Designing Rhythmic Trance Pads with NI Massive

NI Massive is notorious for being incredibly flexible, as the entire synth is really driven by the ability to manipulate anything, in a number of ways, and then manipulate those things and then….you get the idea. It’s big. And it’s also perfect for creating sequenced and rhythmic elements for your Trance projects!

[youtube]http://www.youtube.com/watch?v=UvjqKQ5DXvM[/youtube]

 

I love Massive. It’s one of my all-time favorite go-to synths. It can be used for anything, so it makes sense to me that the trend of designing sequenced and rhythmic patches has been growing over the last few years as Massive has continued to dominate the soft synth scene across a wide range of music stylings. One of the reasons it excels so well in so many areas of synthesis for music is because of how the tools are both independent and connected, with you left to decide what you want, where you want it, when it happens and how it happens. This allows you to make something as simple or as complex as you like. A brilliant choice for Trance music production.

The big thing to take away from this lesson, in particular, is not the sound.
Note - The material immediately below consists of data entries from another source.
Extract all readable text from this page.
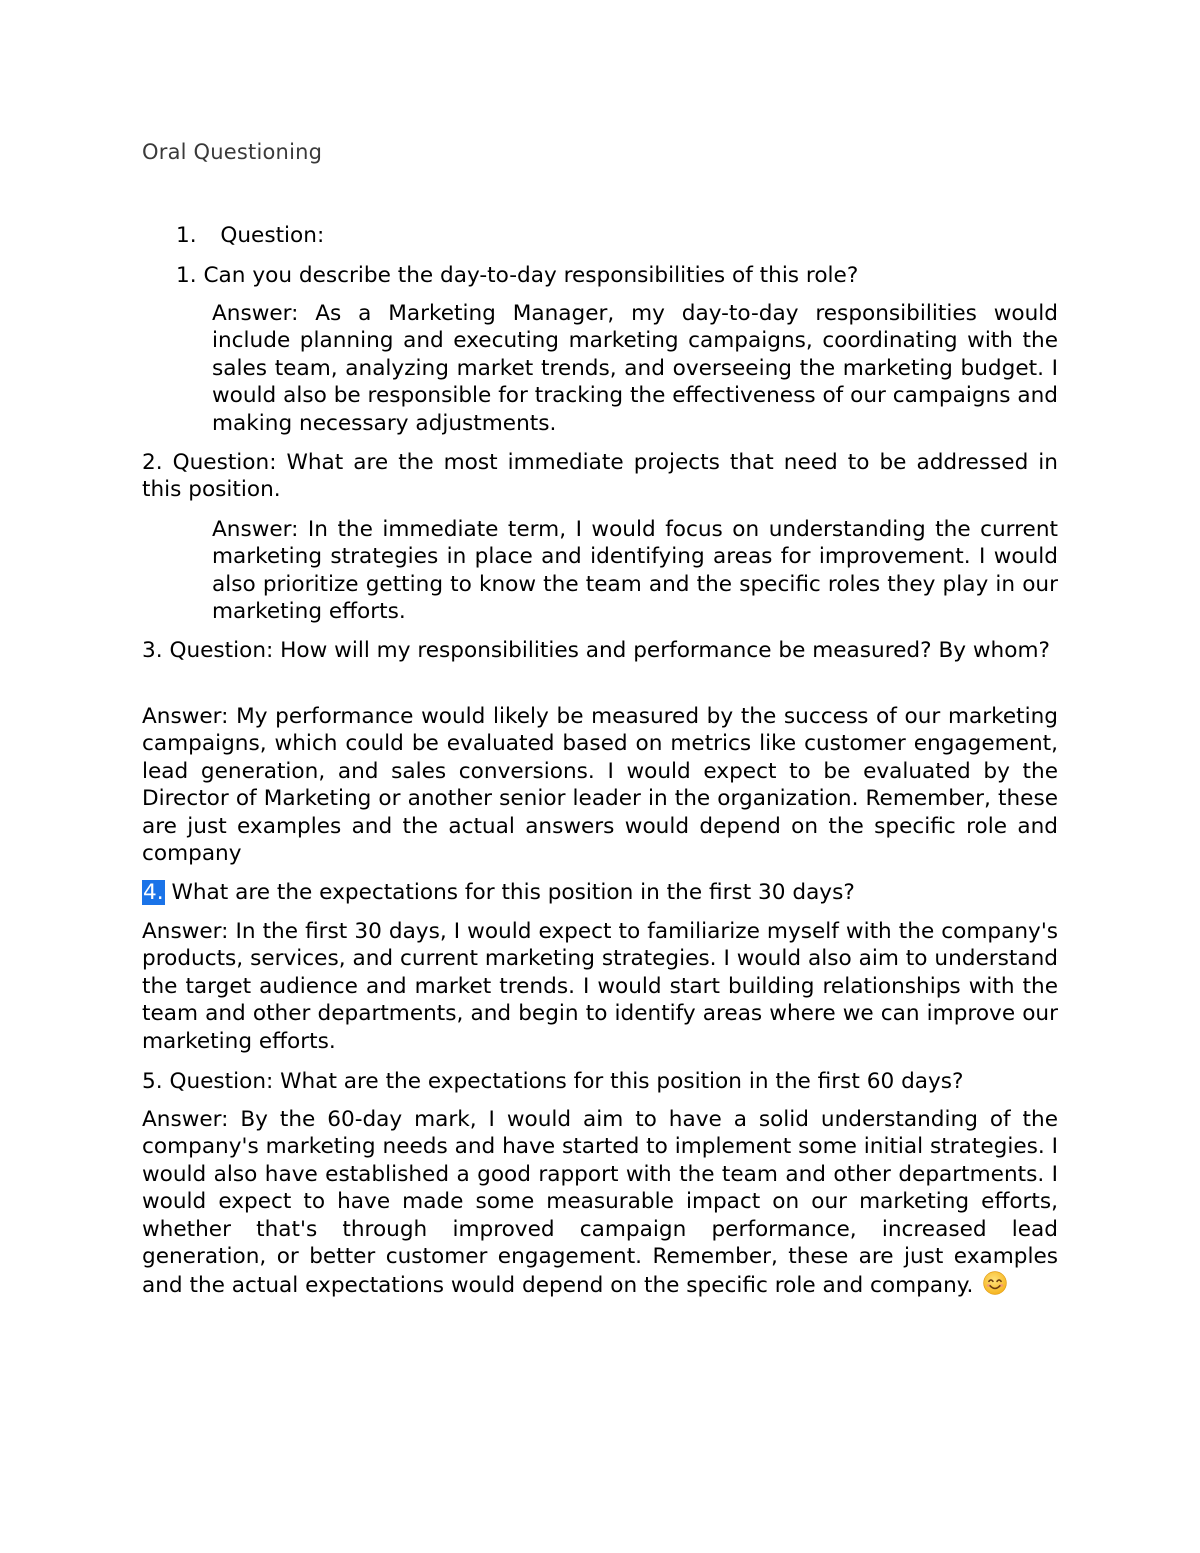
Oral Questioning
1. Question:
1. Can you describe the day-to-day responsibilities of this role?
Answer: As a Marketing Manager, my day-to-day responsibilities would include planning and executing marketing campaigns, coordinating with the sales team, analyzing market trends, and overseeing the marketing budget. I would also be responsible for tracking the effectiveness of our campaigns and making necessary adjustments.
2. Question: What are the most immediate projects that need to be addressed in this position.
Answer: In the immediate term, I would focus on understanding the current marketing strategies in place and identifying areas for improvement. I would also prioritize getting to know the team and the specific roles they play in our marketing efforts.
3. Question: How will my responsibilities and performance be measured? By whom?
Answer: My performance would likely be measured by the success of our marketing campaigns, which could be evaluated based on metrics like customer engagement, lead generation, and sales conversions. I would expect to be evaluated by the Director of Marketing or another senior leader in the organization. Remember, these are just examples and the actual answers would depend on the specific role and company
4. What are the expectations for this position in the first 30 days?
Answer: In the first 30 days, I would expect to familiarize myself with the company's products, services, and current marketing strategies. I would also aim to understand the target audience and market trends. I would start building relationships with the team and other departments, and begin to identify areas where we can improve our marketing efforts.
5. Question: What are the expectations for this position in the first 60 days?
Answer: By the 60-day mark, I would aim to have a solid understanding of the company's marketing needs and have started to implement some initial strategies. I would also have established a good rapport with the team and other departments. I would expect to have made some measurable impact on our marketing efforts, whether that's through improved campaign performance, increased lead generation, or better customer engagement. Remember, these are just examples and the actual expectations would depend on the specific role and company.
The sound is great, but it’s really about the intuitive approach to the automated modulation that is creating the rhythm in the synth’s delivery and development. And once you have successfully recreated the pad form the video, you can begin experimenting with the way the pad is then triggered or resolves. Try swapping out different wavetables, from different categories, to see what happens. You will probably end up learning quite a bit about how the various sounds work in Massive, and what they contain as you scan through the wavetable samples.
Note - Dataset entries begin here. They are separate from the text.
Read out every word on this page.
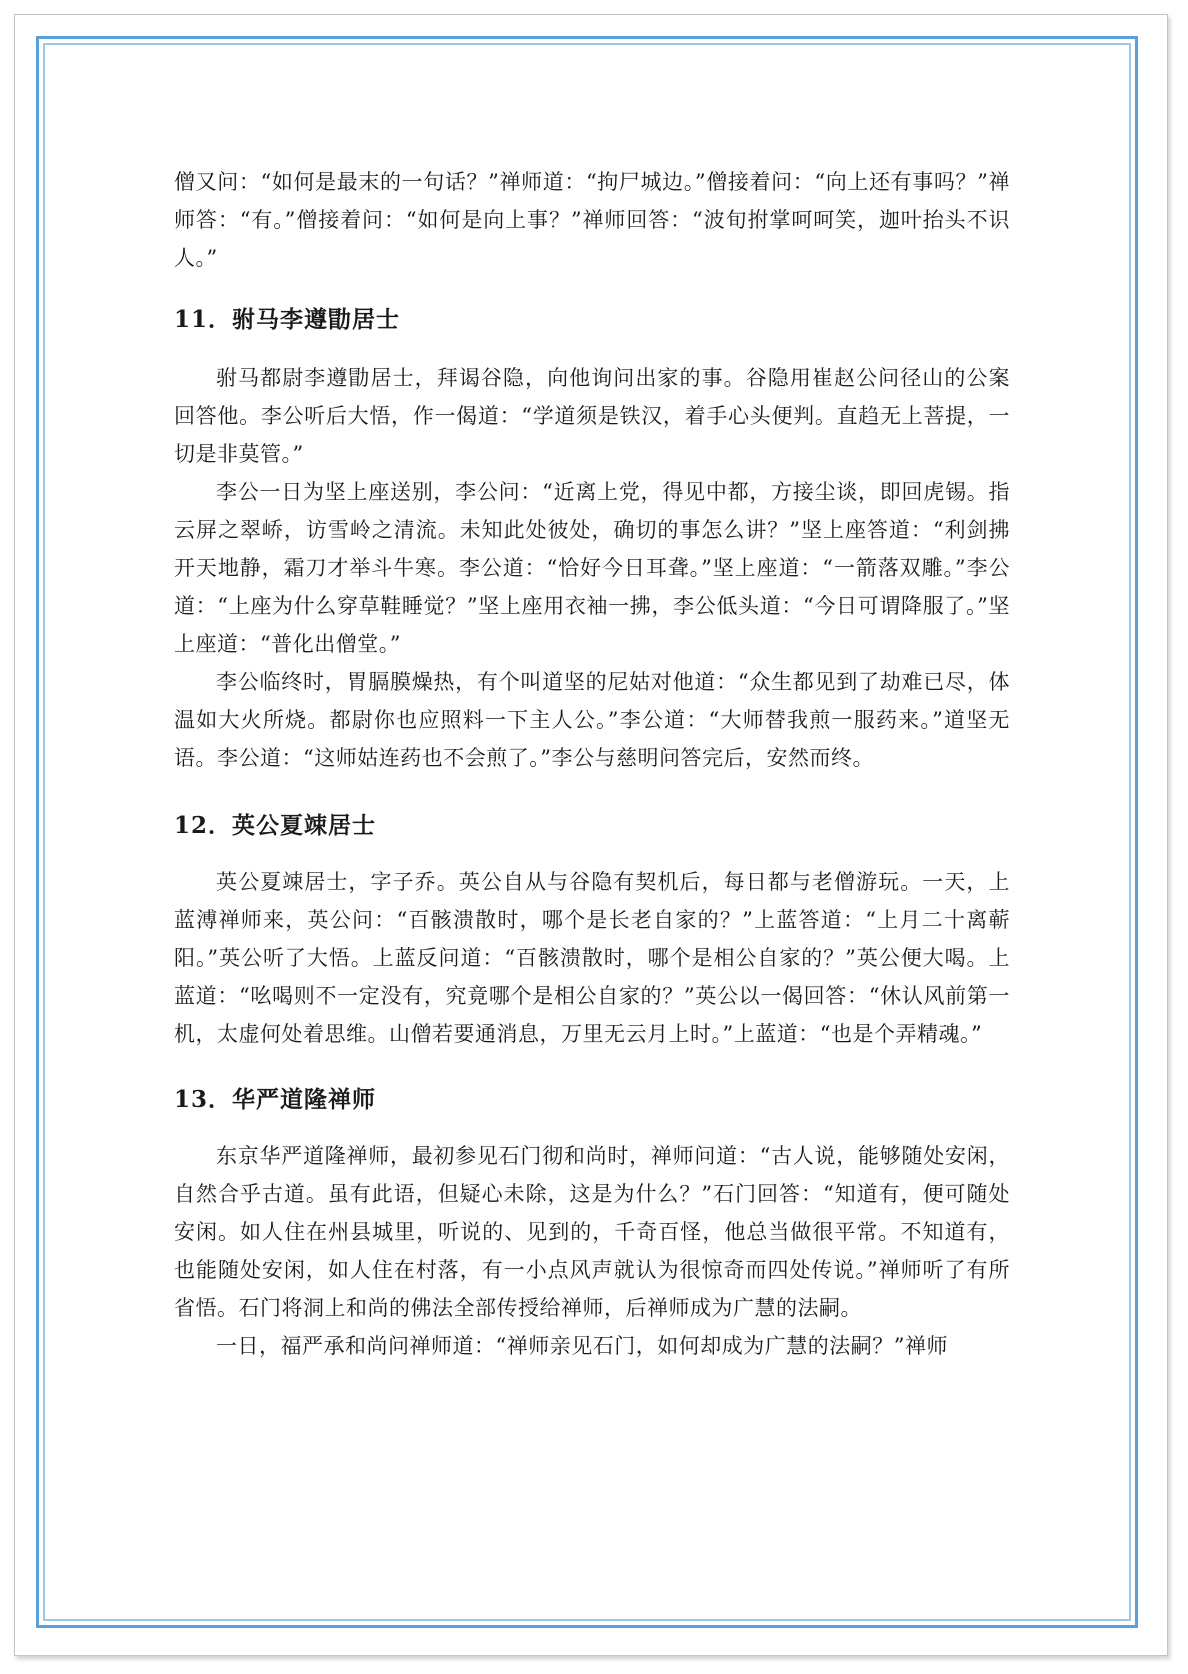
僧又问：“如何是最末的一句话？”禅师道：“拘尸城边。”僧接着问：“向上还有事吗？”禅师答：“有。”僧接着问：“如何是向上事？”禅师回答：“波旬拊掌呵呵笑，迦叶抬头不识人。”

11．驸马李遵勖居士

驸马都尉李遵勖居士，拜谒谷隐，向他询问出家的事。谷隐用崔赵公问径山的公案回答他。李公听后大悟，作一偈道：“学道须是铁汉，着手心头便判。直趋无上菩提，一切是非莫管。”

李公一日为坚上座送别，李公问：“近离上党，得见中都，方接尘谈，即回虎锡。指云屏之翠峤，访雪岭之清流。未知此处彼处，确切的事怎么讲？”坚上座答道：“利剑拂开天地静，霜刀才举斗牛寒。李公道：“恰好今日耳聋。”坚上座道：“一箭落双雕。”李公道：“上座为什么穿草鞋睡觉？”坚上座用衣袖一拂，李公低头道：“今日可谓降服了。”坚上座道：“普化出僧堂。”

李公临终时，胃膈膜燥热，有个叫道坚的尼姑对他道：“众生都见到了劫难已尽，体温如大火所烧。都尉你也应照料一下主人公。”李公道：“大师替我煎一服药来。”道坚无语。李公道：“这师姑连药也不会煎了。”李公与慈明问答完后，安然而终。

12．英公夏竦居士

英公夏竦居士，字子乔。英公自从与谷隐有契机后，每日都与老僧游玩。一天，上蓝溥禅师来，英公问：“百骸溃散时，哪个是长老自家的？”上蓝答道：“上月二十离蕲阳。”英公听了大悟。上蓝反问道：“百骸溃散时，哪个是相公自家的？”英公便大喝。上蓝道：“吆喝则不一定没有，究竟哪个是相公自家的？”英公以一偈回答：“休认风前第一机，太虚何处着思维。山僧若要通消息，万里无云月上时。”上蓝道：“也是个弄精魂。”

13．华严道隆禅师

东京华严道隆禅师，最初参见石门彻和尚时，禅师问道：“古人说，能够随处安闲，自然合乎古道。虽有此语，但疑心未除，这是为什么？”石门回答：“知道有，便可随处安闲。如人住在州县城里，听说的、见到的，千奇百怪，他总当做很平常。不知道有，也能随处安闲，如人住在村落，有一小点风声就认为很惊奇而四处传说。”禅师听了有所省悟。石门将洞上和尚的佛法全部传授给禅师，后禅师成为广慧的法嗣。

一日，福严承和尚问禅师道：“禅师亲见石门，如何却成为广慧的法嗣？”禅师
Here are a few tips to play with in your next sound design session, working with sequenced and rhythmic patches. Try extending the duration of the sequence by using an LFO to automate which modulation controller is affecting other parameters at any given time. Or use a modulation controller to manage the timing of the main LFO that the oscillators are synced to. Using modulators to modulate other modulators is a wonderful way to add a sense of randomness and wonder to your patches.